Yuri Kisil

Personal information
- Nickname: Kisil The Missile
- National team: Canada
- Born: September 18, 1995 (age 30) Calgary, Alberta, Canada
- Height: 2.00 m (6 ft 7 in)
- Weight: 90 kg (198 lb)

Sport
- Sport: Swimming
- Strokes: Freestyle
- Club: Toronto Titans (ISL 2020); London Roar (ISL 2019). High Performance Centre-Ontario, Whitby Dolphins, High Performance Centre-Vancouver, UBC Dolphins, Cascade Swim Club, University of Calgary Dinos.
- College team: UBC Thunderbirds

Medal record
Men's swimming
Representing Canada
World Championships (LC)
| Bronze medal – third place | 2015 Kazan | 4×100 m mixed freestyle |
| Bronze medal – third place | 2017 Budapest | 4×100 m mixed freestyle |
| Bronze medal – third place | 2017 Budapest | 4×100 m mixed medley |
World Championships (SC)
| Gold medal – first place | 2021 Abu Dhabi | 4×50 m mixed freestyle |
| Silver medal – second place | 2024 Budapest | 4×50 m mixed freestyle |
| Bronze medal – third place | 2016 Windsor | 4×50 m mixed freestyle |
Pan Pacific Championships
| Bronze medal – third place | 2018 Tokyo | 50 m freestyle |
Pan American Games
| Silver medal – second place | 2015 Toronto | 4×100 m freestyle |
| Bronze medal – third place | 2015 Toronto | 4×200 m freestyle |
| Bronze medal – third place | 2015 Toronto | 4×100 m medley |

= Yuri Kisil =

Canadian swimmer (born 1995)

Yuri Kisil (born September 18, 1995) is a Canadian competitive swimmer who is a freestyle sprinter. A six-time medallist at the World Aquatics Championships, Kisil has represented Canada at the 2016, 2020 Summer Olympics and 2024 Summer Olympics.

==Career==
===2013–2016===
Kisil's selection to the World Junior Championships in Dubai was his first major junior international competition. At this event he became the Canadian 15–17 age group national record holder in the 50 m Freestyle. Kisil was the youngest swimmer in Canadian history to win both the 50 m and 100 m freestyle national championships at the Canadian Swimming Trials in Victoria, British Columbia, on April 3, 2014. He was also the youngest Canadian to ever swim under 50 seconds in the 100m freestyle at the same event. As a result, Kisil was named to Canada's 2014 Commonwealth Games team, where he placed fourth in the 100m Freestyle.

At the 2015 Pan American Games in Toronto, Kisil won three relay medals. He was named to compete at the 2015 World Aquatics Championships in Kazan, Russia, where he won a bronze medal in the inaugural 4 × 100 m mixed freestyle relay.

In 2016, Kisil was named to Canada's Olympic team for the 2016 Summer Olympics. He was part of the relay team that finished seventh in the 4 × 100 m freestyle final, and individually got to the 100 m freestyle semifinals, finishing tenth.

===2016–2021===
In April 2017, Kisil was named to Canada's team for the 2017 World Aquatics Championships in Budapest, Hungary. He finished tenth in the semi-finals of the 100 m freestyle, and won two bronze medals as part of Canada's relay teams in the 4 × 100 m mixed freestyle and 4 × 100 m mixed medley.

In September 2017, he was named to Canada's team for the 2018 Commonwealth Games. Kisil made the finals of both the 50 m and 100 m freestyle, finishing fifth and seventh. At the 2018 Pan Pacific Championships in Tokyo, Kisil captured bronze in the 50 m freestyle, his first major individual international medal. He said afterward "I've wanted to get on the podium individually for a long time. To finally do it here means the world.". Following this, he departed longtime coach Tom Johnson to train in Toronto with Ben Titley, after being disappointed with the times he had been recording in the 100 m.

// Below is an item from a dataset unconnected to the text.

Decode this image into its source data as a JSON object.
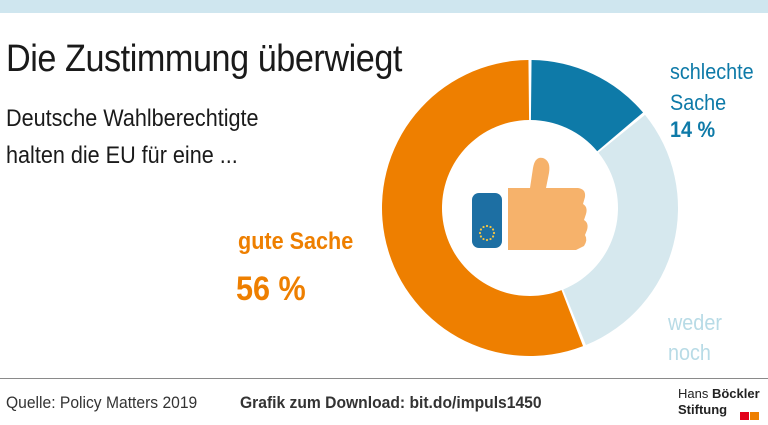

2019 saw the launch of the International Swimming League, a professional competition circuit for swimmers. Kisil signed with the London Roar in the inaugural season. London Roar was one of the four team to reach the ISL's season finale in Las Vegas, where they finished in second place. In spring 2020, Kisil signed with the Toronto Titans, the first Canada-based team in the ISL. Competing at the 2019 World Aquatics Championships in Gwangju, he came seventeenth in the heats of the 100 m, just missing the semi-finals.

The onset of the COVID-19 pandemic resulted in the 2020 Summer Olympics being delayed by a year. In June 2021, Kisil was named to Canada's 2020 Olympic team. He was part of Canada's team in the 4 × 100 m freestyle relay, who unexpectedly finished in fourth place despite not even being initially favoured to make the event final.